For instance, the visual area in the congenitally blind is activated by sound
stimuli. Again for those who are deaf, visual inputs activate the auditory area
of the cortex.
Recapitulating
what he had already established, Professor Sur said that brain cells were wired by molecules,
molecules were made up of genes and genes and molecules were influenced by
experience and input activity. The brain is receives information from the
external world, but it does not simply mirror that world. As we know in Raderscheidt’s
case, the eyes were bringing in information, but the brain was not using this
information because it has its own
model.
Once
this was understood again a new frontier in Neuroscience opened up, where
scientists came to terms with ‘disturbed cognition’ in the brain. Professor Sur had studied other patients who
have right parietal syndrome and who have ‘left spatial neglect’. Therefore we
conclude that the brain filters and focuses the world according to its own
internal model. This is a deep internal
state which is very significant and profound for understanding both the brain
and the mind. It leads us once again to the question that we have been
confronting from the very beginning of this lecture-- How do we know what we do
know.
Experiments
performed on mice unfold cognition activities like ‘attention’; whether a mouse
is paying attention or not. The mouse has cognitive powers, based on its 50
million neurons as opposed to 82—100 billion in a human being. Thus mice can be
trained in a way that scientists may find out through experiment how its brain
responds to stimuli, the quality of its attention to external objects, etc. For
instance, if it does not get the ‘chocolate water’ which is its reward for
performing a task correctly, how the brain of the mouse responds. Then something like ‘imagination’ happens in
the mouse’s brain regarding the time gap.
In the
human brain there are high level neurons which carry the internal
representation of Time and Space. Time may be determined by the brain
‘switching in’ and ‘switching off’ engagement with external reality. Therefore
gap in attention, engagement, creates gap in knowledge.

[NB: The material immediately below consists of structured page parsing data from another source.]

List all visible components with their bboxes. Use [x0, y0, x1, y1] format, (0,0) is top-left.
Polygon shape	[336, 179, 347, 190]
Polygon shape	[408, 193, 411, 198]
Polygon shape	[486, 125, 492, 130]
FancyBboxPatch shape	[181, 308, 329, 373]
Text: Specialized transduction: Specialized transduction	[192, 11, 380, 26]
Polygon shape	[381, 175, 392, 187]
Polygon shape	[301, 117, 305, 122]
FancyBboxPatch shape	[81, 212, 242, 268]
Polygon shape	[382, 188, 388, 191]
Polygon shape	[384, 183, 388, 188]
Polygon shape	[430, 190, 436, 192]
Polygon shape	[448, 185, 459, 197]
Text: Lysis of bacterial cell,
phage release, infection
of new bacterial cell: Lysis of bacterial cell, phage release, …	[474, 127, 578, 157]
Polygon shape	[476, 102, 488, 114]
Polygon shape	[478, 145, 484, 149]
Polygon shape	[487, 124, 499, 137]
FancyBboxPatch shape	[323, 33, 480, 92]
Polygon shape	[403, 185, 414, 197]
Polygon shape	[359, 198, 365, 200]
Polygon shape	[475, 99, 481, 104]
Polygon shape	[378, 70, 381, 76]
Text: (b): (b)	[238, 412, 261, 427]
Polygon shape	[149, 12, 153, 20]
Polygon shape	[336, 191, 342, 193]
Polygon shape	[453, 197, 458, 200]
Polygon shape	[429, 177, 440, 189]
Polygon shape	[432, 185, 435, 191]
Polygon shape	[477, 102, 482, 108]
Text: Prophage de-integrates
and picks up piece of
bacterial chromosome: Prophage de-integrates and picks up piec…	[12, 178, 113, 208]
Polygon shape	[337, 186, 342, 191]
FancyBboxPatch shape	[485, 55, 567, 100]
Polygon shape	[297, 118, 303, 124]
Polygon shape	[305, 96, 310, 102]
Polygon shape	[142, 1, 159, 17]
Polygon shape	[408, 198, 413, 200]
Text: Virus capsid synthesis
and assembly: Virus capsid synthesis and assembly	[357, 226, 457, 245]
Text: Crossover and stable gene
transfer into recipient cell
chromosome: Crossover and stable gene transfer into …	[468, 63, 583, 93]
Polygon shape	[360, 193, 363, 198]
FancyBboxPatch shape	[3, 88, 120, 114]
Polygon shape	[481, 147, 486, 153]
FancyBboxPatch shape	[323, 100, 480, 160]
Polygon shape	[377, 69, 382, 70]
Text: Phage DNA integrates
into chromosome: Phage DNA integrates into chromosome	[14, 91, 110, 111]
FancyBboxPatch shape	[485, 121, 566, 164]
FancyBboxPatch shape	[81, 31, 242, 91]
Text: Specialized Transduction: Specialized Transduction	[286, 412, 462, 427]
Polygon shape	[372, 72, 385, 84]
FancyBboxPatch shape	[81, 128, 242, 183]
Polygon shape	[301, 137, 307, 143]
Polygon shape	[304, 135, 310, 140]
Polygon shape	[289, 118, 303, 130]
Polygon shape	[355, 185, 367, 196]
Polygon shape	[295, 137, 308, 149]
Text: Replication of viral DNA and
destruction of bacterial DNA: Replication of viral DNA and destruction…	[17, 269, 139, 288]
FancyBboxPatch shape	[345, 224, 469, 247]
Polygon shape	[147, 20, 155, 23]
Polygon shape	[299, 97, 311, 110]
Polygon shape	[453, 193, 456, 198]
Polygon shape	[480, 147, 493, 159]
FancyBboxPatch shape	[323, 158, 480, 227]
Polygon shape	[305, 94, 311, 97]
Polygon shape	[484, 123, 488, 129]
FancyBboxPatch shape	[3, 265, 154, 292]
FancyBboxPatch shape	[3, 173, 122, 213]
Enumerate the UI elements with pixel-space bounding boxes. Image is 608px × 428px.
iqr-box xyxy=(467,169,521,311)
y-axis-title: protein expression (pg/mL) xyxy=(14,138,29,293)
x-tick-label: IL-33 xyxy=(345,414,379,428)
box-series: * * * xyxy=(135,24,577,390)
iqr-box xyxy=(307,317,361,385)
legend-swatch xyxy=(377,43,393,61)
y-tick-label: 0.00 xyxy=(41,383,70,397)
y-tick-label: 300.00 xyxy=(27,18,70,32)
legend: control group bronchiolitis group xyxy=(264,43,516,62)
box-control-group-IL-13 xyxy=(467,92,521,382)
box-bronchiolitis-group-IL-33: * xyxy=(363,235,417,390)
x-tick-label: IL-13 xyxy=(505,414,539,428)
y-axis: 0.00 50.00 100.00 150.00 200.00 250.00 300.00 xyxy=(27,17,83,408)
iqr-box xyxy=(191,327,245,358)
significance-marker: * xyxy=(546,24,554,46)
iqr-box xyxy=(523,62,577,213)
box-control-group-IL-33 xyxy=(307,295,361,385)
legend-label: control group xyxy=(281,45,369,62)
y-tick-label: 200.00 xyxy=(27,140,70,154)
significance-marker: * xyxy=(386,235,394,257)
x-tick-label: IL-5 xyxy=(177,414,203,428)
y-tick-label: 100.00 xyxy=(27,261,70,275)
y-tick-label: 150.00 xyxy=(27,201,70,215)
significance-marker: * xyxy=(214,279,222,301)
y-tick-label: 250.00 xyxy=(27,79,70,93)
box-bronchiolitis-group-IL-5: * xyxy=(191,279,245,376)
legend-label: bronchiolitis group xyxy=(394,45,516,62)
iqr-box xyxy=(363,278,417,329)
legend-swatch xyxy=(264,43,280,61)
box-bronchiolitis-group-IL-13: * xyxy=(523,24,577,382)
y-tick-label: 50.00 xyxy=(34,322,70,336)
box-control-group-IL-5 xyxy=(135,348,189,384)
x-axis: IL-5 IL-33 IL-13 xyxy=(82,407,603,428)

The mind’s activity can be mapped mathematically. There are states in
the brain when it performs in an orderly manner and these states can be reduced
to mathematical equations. All this leads to questions as to why and when the
brain makes a mistake. Professor Sur said that this knowledge will definitely
come to us when can image the entire brain as we will be able to as part of the
U.S. Brain Drive.
WHO statistics
prove that the greatest number of takers is by Cancer and Heart Disease. But as
we control the two, Brain Disorders will become the most important and our
greatest burden. One must understand that people with brain disorders are not
responsible for them. It is not their fault. This understanding has social
implications. Children with autism suffer and their parents suffer too. Parents
start by asking questions like, ‘Why doesn’t my child want to talk to me?’
While
summing up the Professor said that his talk had looked at 2 operational
questions: a) how is the brain wired? B) How does brain wiring create
cognition? The answer was that the brain depends on plasticity and specificity,
creates circuits, which create dynamics, and which eventually lead to algorithms
that structure the internal world. The question in this age of fast developing
automation, may a machine be built this way and is there a ‘need’ for a machine
to be built that way. Partially answering his own question Professor Sur
pointed out that a computer needs 200 kilohertz of power and the human brain
only 20 hertz. However we can go on cramming a machine with information that it
may not be possible to do for a human brain. The question to raise here is how
can Neuroscience help us here? It may be able to answer the question as to
whether so much of automation is good for society. As much as society affects
technology, technology also affects society. Professor Sur posited that one
needed to think how greater and greater automation would impact health and also
brain related diseases or disorders? He said that greater and greater
automation were inevitable realities, so one needed to think deeply about the
interrelationship of Science/Technology and Society.